En 1988, Ellul écrit « je voudrais rappeler une thèse qui est bien ancienne, mais qui est toujours oubliée et qu’il faut rénover sans cesse, c’est que l’organisation industrielle, comme la « post-industrielle », comme la société technicienne ou informatisée, ne sont pas des systèmes destinés à produire ni des biens de consommation, ni du bien-être, ni une amélioration de la vie des gens, mais uniquement à produire du profit. Exclusivement. »

S’il n’évoque pas ici le capitalisme, c’est que, depuis 1935, il considère que tout régime, quelle que soit l’idéologie qu’il propage, ne poursuit d’autre but que de perfectionner sans cesse la technique afin d’accroître sa productivité. Dès lors, à ses yeux, le combat idéologique gauche-droite n’est qu’un épiphénomène tandis que l’essentiel réside dans les consciences, à travers le monde : « Dans l’État capitaliste, l’homme est moins opprimé par les puissances financières […] que par un idéal bourgeois de confort, de sécurité et d’assurance. […] C’est cet idéal qui donne leur importance aux puissances financières ».

En 1954, Ellul pose son diagnostic : « il est vain de déblatérer contre le capitalisme : ce n’est pas lui qui crée ce monde, c’est la machine ». Si aujourd’hui l’économie exerce un poids si déterminant sur la politique, c’est que le développement exponentiel de la technique (en particulier en robotique et en informatique) conditionne lui-même l’ensemble de l’économie.

La technique ne se résume donc plus au seul machinisme : l’appareil d’État tout entier constitue son mode de fonctionnement : « toute la loi de cet appareil, c’est l’efficacité. Il est vraiment en relation avec le monde et l’idéologie de la technique par cet impératif. La bureaucratie n’a rien à faire ni à voir avec les valeurs. […] Elle est là pour fonctionner et faire fonctionner un ensemble politico-économico-social. […] Elle ne peut considérer les individus. Elle obéit à la seule règle d’efficacité. [… Et] si un but est fixé par le politique, il se dilue dans l’appareil (bureaucratique) et n’a bientôt plus de sens ».

Alors que la critique dominante du capitalisme (telle qu’elle s’exprime par exemple à travers le mouvement altermondialiste) se focalise sur la lutte des classes et la dénonciation des marchés financiers, la critique ellulienne fait apparaître que les inégalités sociales ne seraient pas ce qu’elles sont devenues si l’on avait réalisé plus tôt que ces marchés ne sont rien d’autre que d’immenses réseaux informatiques.

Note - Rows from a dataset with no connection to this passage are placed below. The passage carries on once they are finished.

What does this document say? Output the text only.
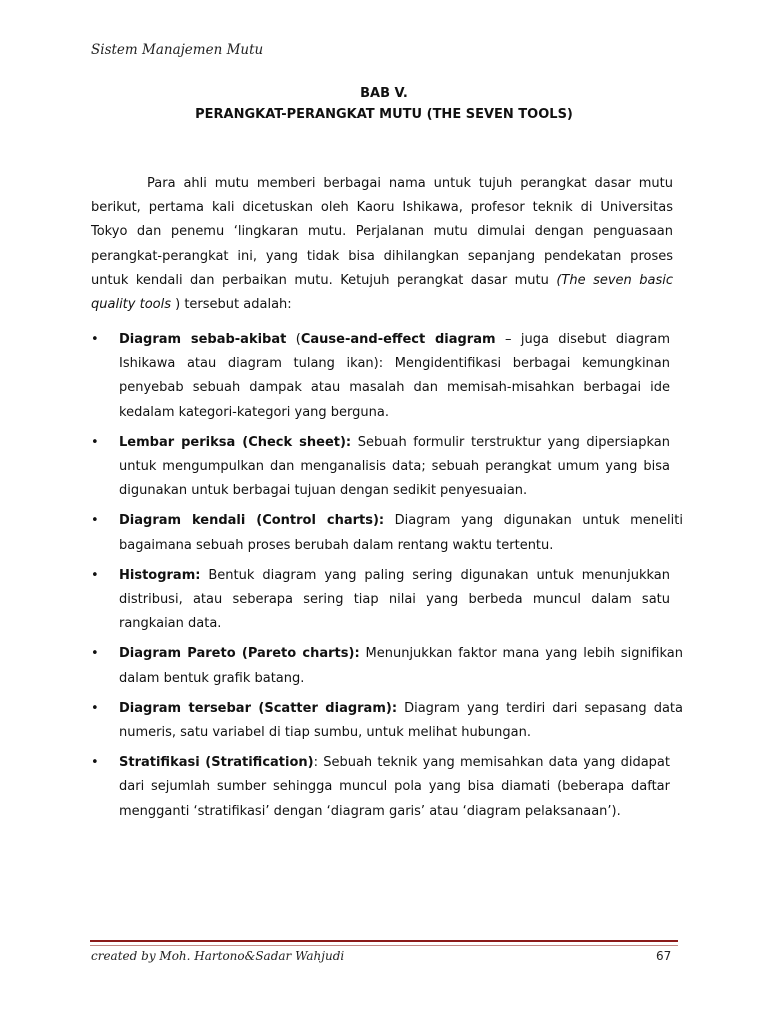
Sistem Manajemen Mutu
BAB V.
PERANGKAT-PERANGKAT MUTU (THE SEVEN TOOLS)

Para ahli mutu memberi berbagai nama untuk tujuh perangkat dasar mutu berikut, pertama kali dicetuskan oleh Kaoru Ishikawa, profesor teknik di Universitas Tokyo dan penemu ‘lingkaran mutu. Perjalanan mutu dimulai dengan penguasaan perangkat-perangkat ini, yang tidak bisa dihilangkan sepanjang pendekatan proses untuk kendali dan perbaikan mutu. Ketujuh perangkat dasar mutu (The seven basic quality tools ) tersebut adalah:

• Diagram sebab-akibat (Cause-and-effect diagram – juga disebut diagram Ishikawa atau diagram tulang ikan): Mengidentifikasi berbagai kemungkinan penyebab sebuah dampak atau masalah dan memisah-misahkan berbagai ide kedalam kategori-kategori yang berguna.
• Lembar periksa (Check sheet): Sebuah formulir terstruktur yang dipersiapkan untuk mengumpulkan dan menganalisis data; sebuah perangkat umum yang bisa digunakan untuk berbagai tujuan dengan sedikit penyesuaian.
• Diagram kendali (Control charts): Diagram yang digunakan untuk meneliti bagaimana sebuah proses berubah dalam rentang waktu tertentu.
• Histogram: Bentuk diagram yang paling sering digunakan untuk menunjukkan distribusi, atau seberapa sering tiap nilai yang berbeda muncul dalam satu rangkaian data.
• Diagram Pareto (Pareto charts): Menunjukkan faktor mana yang lebih signifikan dalam bentuk grafik batang.
• Diagram tersebar (Scatter diagram): Diagram yang terdiri dari sepasang data numeris, satu variabel di tiap sumbu, untuk melihat hubungan.
• Stratifikasi (Stratification): Sebuah teknik yang memisahkan data yang didapat dari sejumlah sumber sehingga muncul pola yang bisa diamati (beberapa daftar mengganti ‘stratifikasi’ dengan ‘diagram garis’ atau ‘diagram pelaksanaan’).
created by Moh. Hartono&Sadar Wahjudi	67
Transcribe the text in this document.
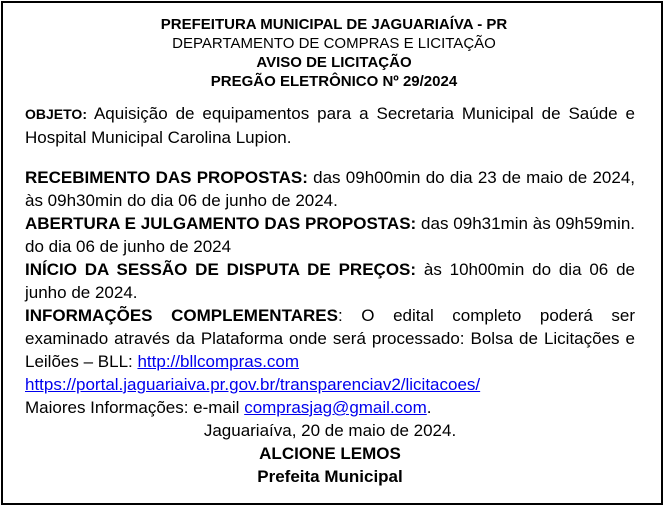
PREFEITURA MUNICIPAL DE JAGUARIAÍVA - PR
DEPARTAMENTO DE COMPRAS E LICITAÇÃO
AVISO DE LICITAÇÃO
PREGÃO ELETRÔNICO Nº 29/2024
OBJETO: Aquisição de equipamentos para a Secretaria Municipal de Saúde e Hospital Municipal Carolina Lupion.
RECEBIMENTO DAS PROPOSTAS: das 09h00min do dia 23 de maio de 2024, às 09h30min do dia 06 de junho de 2024.
ABERTURA E JULGAMENTO DAS PROPOSTAS: das 09h31min às 09h59min. do dia 06 de junho de 2024
INÍCIO DA SESSÃO DE DISPUTA DE PREÇOS: às 10h00min do dia 06 de junho de 2024.
INFORMAÇÕES COMPLEMENTARES: O edital completo poderá ser examinado através da Plataforma onde será processado: Bolsa de Licitações e Leilões – BLL: http://bllcompras.com
https://portal.jaguariaiva.pr.gov.br/transparenciav2/licitacoes/
Maiores Informações: e-mail comprasjag@gmail.com.
Jaguariaíva, 20 de maio de 2024.
ALCIONE LEMOS
Prefeita Municipal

Craig Hanks fait remarquer qu’Ellul est, aux côtés de Jürgen Habermas, Martin Heidegger, Gilbert Simondon, André Leroi-Gourhan et Günther Anders, l’un des principaux penseurs de la technique au XXe siècle, dont il a méthodiquement prédit les dérives. Toutefois, à l’exception de Simondon, Ellul ne fait guère référence aux autres figures de cette critique en raison d’une « méfiance naturelle à l’égard de la philosophie », qu’il juge trop « abstraite ». Il ne cache pas son aversion pour Heidegger, en raison de son affiliation au nazisme. En revanche, il mentionne à de nombreuses reprises les recherches de l’économiste tchèque Radovan Richta (par ailleurs marxiste dissident), en particulier dans ses cours à l’IEP de Bordeaux.

Révolte et révolution

L’idéal révolutionnaire accompagne Jacques Ellul depuis ses années d’études jusqu’à la fin de sa vie alors que le mot « révolution » est devenu lui-même extrêmement dévalué. Il consacre trois ouvrages à ce thème : Autopsie de la révolution, en 1969 ; De la révolution aux révoltes, en 1972 ; Changer de révolution. L’inéluctable prolétariat, en 1982.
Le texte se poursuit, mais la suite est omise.